第14話 母と子
気持ちのはれない信康は母の居所を訪れた。母は岡崎城外の築山に住んでおり、岡崎では築山殿と呼ばれていた。
瀬名姫は、敵国だった今川家の身内なので岡崎では遠慮して暮らしていた。於大の方と違い彼女は、信康のためにできるだけ目立たない生活を送っていた。信康にとっては、築山は一番くつろげる場所であった。
信康は、お気に入りの近衆と盃をかたむけていた。信康は、酔いに充血した眼に皮肉な色をうかべていた。

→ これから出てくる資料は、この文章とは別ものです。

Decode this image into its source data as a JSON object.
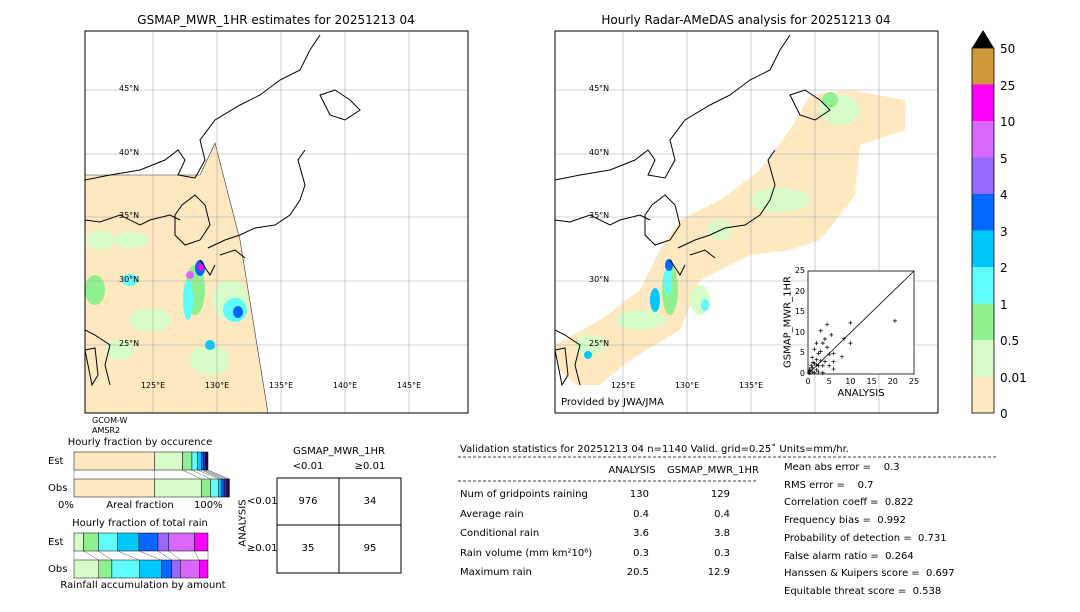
{
  "left_map": {
    "title": "GSMAP_MWR_1HR estimates for 20251213 04",
    "satellite_label": [
      "GCOM-W",
      "AMSR2"
    ]
  },
  "right_map": {
    "title": "Hourly Radar-AMeDAS analysis for 20251213 04",
    "credit": "Provided by JWA/JMA"
  },
  "lat_labels": [
    "45°N",
    "40°N",
    "35°N",
    "30°N",
    "25°N"
  ],
  "lon_labels": [
    "125°E",
    "130°E",
    "135°E",
    "140°E",
    "145°E"
  ],
  "colorbar": {
    "labels": [
      "50",
      "25",
      "10",
      "5",
      "4",
      "3",
      "2",
      "1",
      "0.5",
      "0.01",
      "0"
    ],
    "colors": [
      "#d09838",
      "#fc00fc",
      "#d868fc",
      "#9868fc",
      "#0068fc",
      "#00c8fc",
      "#60fcfc",
      "#90f090",
      "#d8fcc8",
      "#fde8c0"
    ],
    "overflow_color": "#000000"
  },
  "chart_data": [
    {
      "type": "scatter",
      "xlabel": "ANALYSIS",
      "ylabel": "GSMAP_MWR_1HR",
      "xlim": [
        0,
        25
      ],
      "ylim": [
        0,
        25
      ],
      "xticks": [
        "0",
        "5",
        "10",
        "15",
        "20",
        "25"
      ],
      "yticks": [
        "0",
        "5",
        "10",
        "15",
        "20",
        "25"
      ],
      "points": [
        [
          20.5,
          12.9
        ],
        [
          10,
          12.4
        ],
        [
          4.5,
          12
        ],
        [
          3,
          10.5
        ],
        [
          5.5,
          9.5
        ],
        [
          4,
          8.5
        ],
        [
          8.5,
          8.6
        ],
        [
          2,
          7.5
        ],
        [
          3.5,
          7.5
        ],
        [
          10,
          7.5
        ],
        [
          4.5,
          6.5
        ],
        [
          1.5,
          6
        ],
        [
          3,
          5.5
        ],
        [
          2.5,
          5
        ],
        [
          5,
          4.8
        ],
        [
          6,
          5
        ],
        [
          8,
          4.2
        ],
        [
          1,
          4
        ],
        [
          2,
          3.5
        ],
        [
          3,
          3.2
        ],
        [
          4,
          3
        ],
        [
          6,
          3
        ],
        [
          1.5,
          2.5
        ],
        [
          2.5,
          2
        ],
        [
          3.5,
          2
        ],
        [
          5,
          2
        ],
        [
          6,
          1.2
        ],
        [
          1,
          1.5
        ],
        [
          2,
          1
        ],
        [
          0.5,
          0.8
        ],
        [
          1,
          0.5
        ],
        [
          1.5,
          0.3
        ],
        [
          0.3,
          0.2
        ],
        [
          2.5,
          0.5
        ],
        [
          3.5,
          0.3
        ],
        [
          0.8,
          2
        ],
        [
          0.4,
          1.2
        ],
        [
          1.2,
          2.8
        ],
        [
          2,
          2.2
        ],
        [
          0.2,
          0.5
        ]
      ]
    },
    {
      "type": "bar",
      "title": "Hourly fraction by occurence",
      "xlabel": "Areal fraction",
      "xtick_left": "0%",
      "xtick_right": "100%",
      "categories": [
        "Est",
        "Obs"
      ],
      "series": [
        {
          "values": [
            60,
            60
          ]
        },
        {
          "values": [
            21,
            35
          ]
        },
        {
          "values": [
            7,
            7
          ]
        },
        {
          "values": [
            4,
            6
          ]
        },
        {
          "values": [
            3,
            2
          ]
        },
        {
          "values": [
            1.5,
            2
          ]
        },
        {
          "values": [
            2,
            2
          ]
        },
        {
          "values": [
            1.5,
            2
          ]
        }
      ]
    },
    {
      "type": "bar",
      "title": "Hourly fraction of total rain",
      "xlabel": "Rainfall accumulation by amount",
      "categories": [
        "Est",
        "Obs"
      ],
      "series": [
        {
          "values": [
            7,
            17
          ]
        },
        {
          "values": [
            11,
            9
          ]
        },
        {
          "values": [
            14,
            19
          ]
        },
        {
          "values": [
            16,
            15
          ]
        },
        {
          "values": [
            14,
            7
          ]
        },
        {
          "values": [
            8,
            6
          ]
        },
        {
          "values": [
            19,
            13
          ]
        },
        {
          "values": [
            10,
            6
          ]
        }
      ]
    }
  ],
  "contingency": {
    "title": "GSMAP_MWR_1HR",
    "col_labels": [
      "<0.01",
      "≥0.01"
    ],
    "row_axis": "ANALYSIS",
    "row_labels": [
      "<0.01",
      "≥0.01"
    ],
    "cells": [
      [
        "976",
        "34"
      ],
      [
        "35",
        "95"
      ]
    ]
  },
  "stats": {
    "header": "Validation statistics for 20251213 04  n=1140 Valid. grid=0.25˚ Units=mm/hr.",
    "col1": "ANALYSIS",
    "col2": "GSMAP_MWR_1HR",
    "rows": [
      {
        "label": "Num of gridpoints raining",
        "a": "130",
        "b": "129"
      },
      {
        "label": "Average rain",
        "a": "0.4",
        "b": "0.4"
      },
      {
        "label": "Conditional rain",
        "a": "3.6",
        "b": "3.8"
      },
      {
        "label": "Rain volume (mm km²10⁶)",
        "a": "0.3",
        "b": "0.3"
      },
      {
        "label": "Maximum rain",
        "a": "20.5",
        "b": "12.9"
      }
    ],
    "scores": [
      "Mean abs error =    0.3",
      "RMS error =    0.7",
      "Correlation coeff =  0.822",
      "Frequency bias =  0.992",
      "Probability of detection =  0.731",
      "False alarm ratio =  0.264",
      "Hanssen & Kuipers score =  0.697",
      "Equitable threat score =  0.538"
    ]
  }
}
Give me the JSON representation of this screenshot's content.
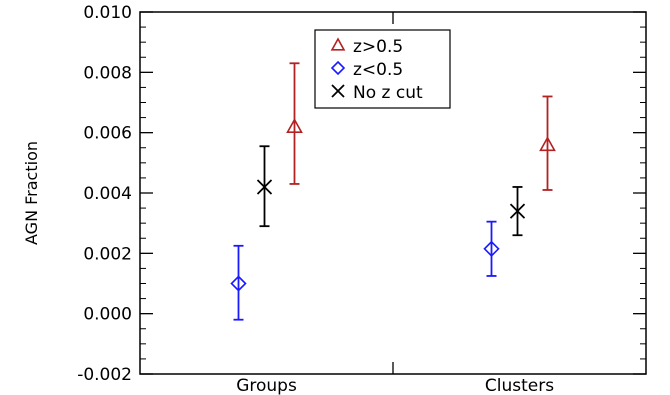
{
  "chart_data": {
    "type": "scatter",
    "title": "",
    "xlabel": "",
    "ylabel": "AGN Fraction",
    "ylim": [
      -0.002,
      0.01
    ],
    "categories": [
      "Groups",
      "Clusters"
    ],
    "yticks": [
      "-0.002",
      "0.000",
      "0.002",
      "0.004",
      "0.006",
      "0.008",
      "0.010"
    ],
    "grid": false,
    "legend_position": "top-center",
    "series": [
      {
        "name": "z>0.5",
        "marker": "triangle",
        "color": "#b22222",
        "points": [
          {
            "category": "Groups",
            "y": 0.0062,
            "yerr_low": 0.0043,
            "yerr_high": 0.0083
          },
          {
            "category": "Clusters",
            "y": 0.0056,
            "yerr_low": 0.0041,
            "yerr_high": 0.0072
          }
        ]
      },
      {
        "name": "z<0.5",
        "marker": "diamond",
        "color": "#1a1aff",
        "points": [
          {
            "category": "Groups",
            "y": 0.001,
            "yerr_low": -0.0002,
            "yerr_high": 0.00225
          },
          {
            "category": "Clusters",
            "y": 0.00215,
            "yerr_low": 0.00125,
            "yerr_high": 0.00305
          }
        ]
      },
      {
        "name": "No z cut",
        "marker": "cross",
        "color": "#000000",
        "points": [
          {
            "category": "Groups",
            "y": 0.0042,
            "yerr_low": 0.0029,
            "yerr_high": 0.00555
          },
          {
            "category": "Clusters",
            "y": 0.0034,
            "yerr_low": 0.0026,
            "yerr_high": 0.0042
          }
        ]
      }
    ]
  }
}
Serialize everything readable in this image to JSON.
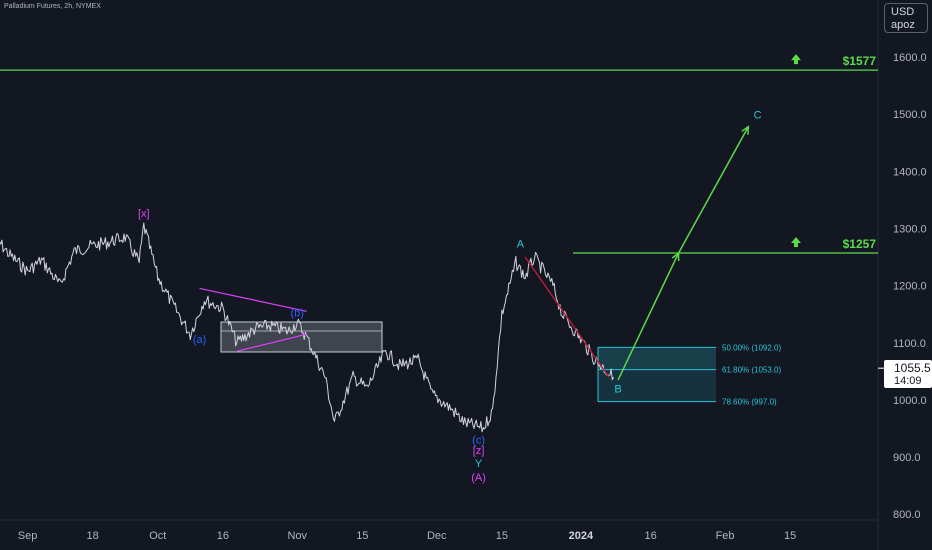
{
  "header": {
    "symbol_line": "Palladium Futures, 2h, NYMEX"
  },
  "axis_badge": {
    "currency": "USD",
    "scale": "apoz"
  },
  "last_price": {
    "value": "1055.5",
    "countdown": "14:09"
  },
  "colors": {
    "background": "#131722",
    "price": "#d1d4dc",
    "green": "#5bd94b",
    "teal": "#26c6da",
    "magenta": "#e040fb",
    "blue": "#2962ff",
    "red": "#c21d3c",
    "grey_box": "#8b8f99"
  },
  "chart_data": {
    "type": "line",
    "title": "",
    "xlabel": "",
    "ylabel": "",
    "ylim": [
      790,
      1660
    ],
    "y_ticks": [
      "1600.0",
      "1500.0",
      "1400.0",
      "1300.0",
      "1200.0",
      "1100.0",
      "1000.0",
      "900.0",
      "800.0"
    ],
    "y_tick_values": [
      1600,
      1500,
      1400,
      1300,
      1200,
      1100,
      1000,
      900,
      800
    ],
    "x_tick_labels": [
      "Sep",
      "18",
      "Oct",
      "16",
      "Nov",
      "15",
      "Dec",
      "15",
      "2024",
      "16",
      "Feb",
      "15"
    ],
    "x_tick_dates": [
      "2023-09-04",
      "2023-09-18",
      "2023-10-02",
      "2023-10-16",
      "2023-11-01",
      "2023-11-15",
      "2023-12-01",
      "2023-12-15",
      "2024-01-01",
      "2024-01-16",
      "2024-02-01",
      "2024-02-15"
    ],
    "series": [
      {
        "x": [
          "2023-08-28",
          "2023-08-31",
          "2023-09-04",
          "2023-09-07",
          "2023-09-11",
          "2023-09-14",
          "2023-09-18",
          "2023-09-21",
          "2023-09-25",
          "2023-09-28",
          "2023-09-29",
          "2023-10-02",
          "2023-10-05",
          "2023-10-09",
          "2023-10-12",
          "2023-10-16",
          "2023-10-19",
          "2023-10-23",
          "2023-10-26",
          "2023-10-30",
          "2023-11-01",
          "2023-11-03",
          "2023-11-07",
          "2023-11-09",
          "2023-11-13",
          "2023-11-16",
          "2023-11-20",
          "2023-11-23",
          "2023-11-27",
          "2023-11-30",
          "2023-12-04",
          "2023-12-07",
          "2023-12-11",
          "2023-12-13",
          "2023-12-15",
          "2023-12-18",
          "2023-12-20",
          "2023-12-22",
          "2023-12-26",
          "2023-12-28",
          "2024-01-02",
          "2024-01-04",
          "2024-01-08"
        ],
        "values": [
          1285,
          1255,
          1225,
          1245,
          1200,
          1260,
          1270,
          1275,
          1285,
          1240,
          1305,
          1215,
          1170,
          1115,
          1175,
          1160,
          1100,
          1125,
          1130,
          1120,
          1135,
          1110,
          1040,
          960,
          1040,
          1020,
          1085,
          1060,
          1070,
          1010,
          985,
          960,
          950,
          980,
          1150,
          1240,
          1215,
          1250,
          1200,
          1150,
          1095,
          1070,
          1040
        ]
      }
    ],
    "horizontal_levels": [
      {
        "value": 1577,
        "label": "$1577"
      },
      {
        "value": 1257,
        "label": "$1257"
      }
    ],
    "fibonacci_levels": [
      {
        "value": 1092.0,
        "label": "50.00% (1092.0)"
      },
      {
        "value": 1053.0,
        "label": "61.80% (1053.0)"
      },
      {
        "value": 997.0,
        "label": "78.60% (997.0)"
      }
    ],
    "wave_labels": [
      {
        "text": "[x]",
        "x": "2023-09-29",
        "y": 1320,
        "color": "magenta"
      },
      {
        "text": "(a)",
        "x": "2023-10-11",
        "y": 1100,
        "color": "blue"
      },
      {
        "text": "(b)",
        "x": "2023-11-01",
        "y": 1146,
        "color": "blue"
      },
      {
        "text": "(c)",
        "x": "2023-12-10",
        "y": 924,
        "color": "blue"
      },
      {
        "text": "[z]",
        "x": "2023-12-10",
        "y": 905,
        "color": "magenta"
      },
      {
        "text": "Y",
        "x": "2023-12-10",
        "y": 883,
        "color": "teal"
      },
      {
        "text": "(A)",
        "x": "2023-12-10",
        "y": 858,
        "color": "magenta"
      },
      {
        "text": "A",
        "x": "2023-12-19",
        "y": 1267,
        "color": "teal"
      },
      {
        "text": "B",
        "x": "2024-01-09",
        "y": 1013,
        "color": "teal"
      },
      {
        "text": "C",
        "x": "2024-02-08",
        "y": 1492,
        "color": "teal"
      }
    ],
    "projection_path": [
      {
        "x": "2024-01-09",
        "y": 1035
      },
      {
        "x": "2024-01-22",
        "y": 1257
      },
      {
        "x": "2024-02-06",
        "y": 1478
      }
    ]
  }
}
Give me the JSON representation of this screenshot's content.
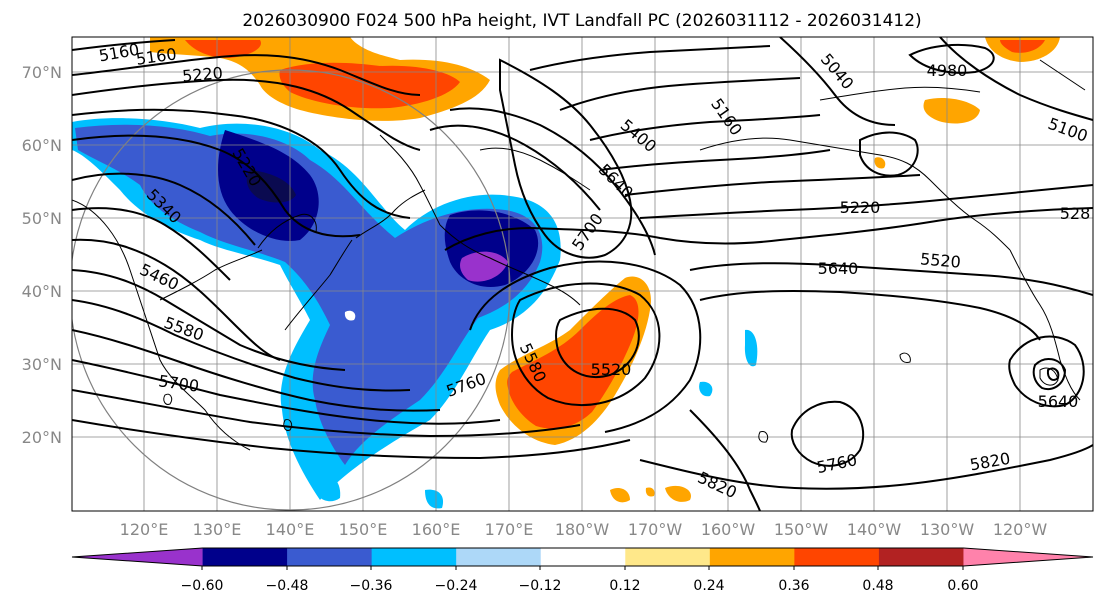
{
  "title": "2026030900 F024 500 hPa height, IVT Landfall PC (2026031112 - 2026031412)",
  "lat_labels": [
    "70°N",
    "60°N",
    "50°N",
    "40°N",
    "30°N",
    "20°N"
  ],
  "lon_labels": [
    "120°E",
    "130°E",
    "140°E",
    "150°E",
    "160°E",
    "170°E",
    "180°W",
    "170°W",
    "160°W",
    "150°W",
    "140°W",
    "130°W",
    "120°W"
  ],
  "colorbar": {
    "ticks": [
      "−0.60",
      "−0.48",
      "−0.36",
      "−0.24",
      "−0.12",
      "0.12",
      "0.24",
      "0.36",
      "0.48",
      "0.60"
    ],
    "colors": [
      "#9932cc",
      "#00008b",
      "#3a5bd0",
      "#00bfff",
      "#add8f8",
      "#ffffff",
      "#ffe88a",
      "#ffa500",
      "#ff4500",
      "#b22222",
      "#ff82ab"
    ]
  },
  "contour_labels": [
    "5160",
    "5160",
    "5220",
    "5040",
    "4980",
    "5160",
    "5400",
    "5100",
    "5220",
    "5340",
    "5640",
    "5220",
    "528",
    "5700",
    "5460",
    "5640",
    "5520",
    "5580",
    "5580",
    "5520",
    "5700",
    "5760",
    "5640",
    "5760",
    "5820",
    "5820"
  ]
}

「ご老体どもがわしに休みをくれたわ。ありがたく頂戴して酒を飲みおなごでも抱こうぞ」
一息に盃を干す。
「わしはあの分別顔の爺と違って若いのだ。わしが充実するころにはやつらはみな杖にすがって歩いておろう。その時はたっぷりこたびのお礼をさせてもらうぞ」
信康は盃を置き母に話した。
「わしはやつらに汗くさくむさいのでたまには着替えたらどうだと言ってやったわ。そしたらどういいかえしたと思う。やつらは若君は毎日そうして暮らしておられたのか、われわは食うものも着るものもなく、ただ大殿を一時も早くこのお城へお迎えしたいとそればかり思って生きとったと言いおったわ。わしは口には出さなかったがその目鼻も分からぬ真っ暗な顔を見ればそんなことは言わずとも分かる。その顔ではそれが相応の暮らしよと思ってつい笑ってしまったわ」
信康は、上機嫌で笑いとばした。彼は、いつまでも田舎くさい三河武士に嫌気をさしていた。三河武士は、忠義づらして影では何を考えているかわからない。彼は、その田舎武士が自分だけでなく母にも嫌がらせをしているのを侍女から聞いていた。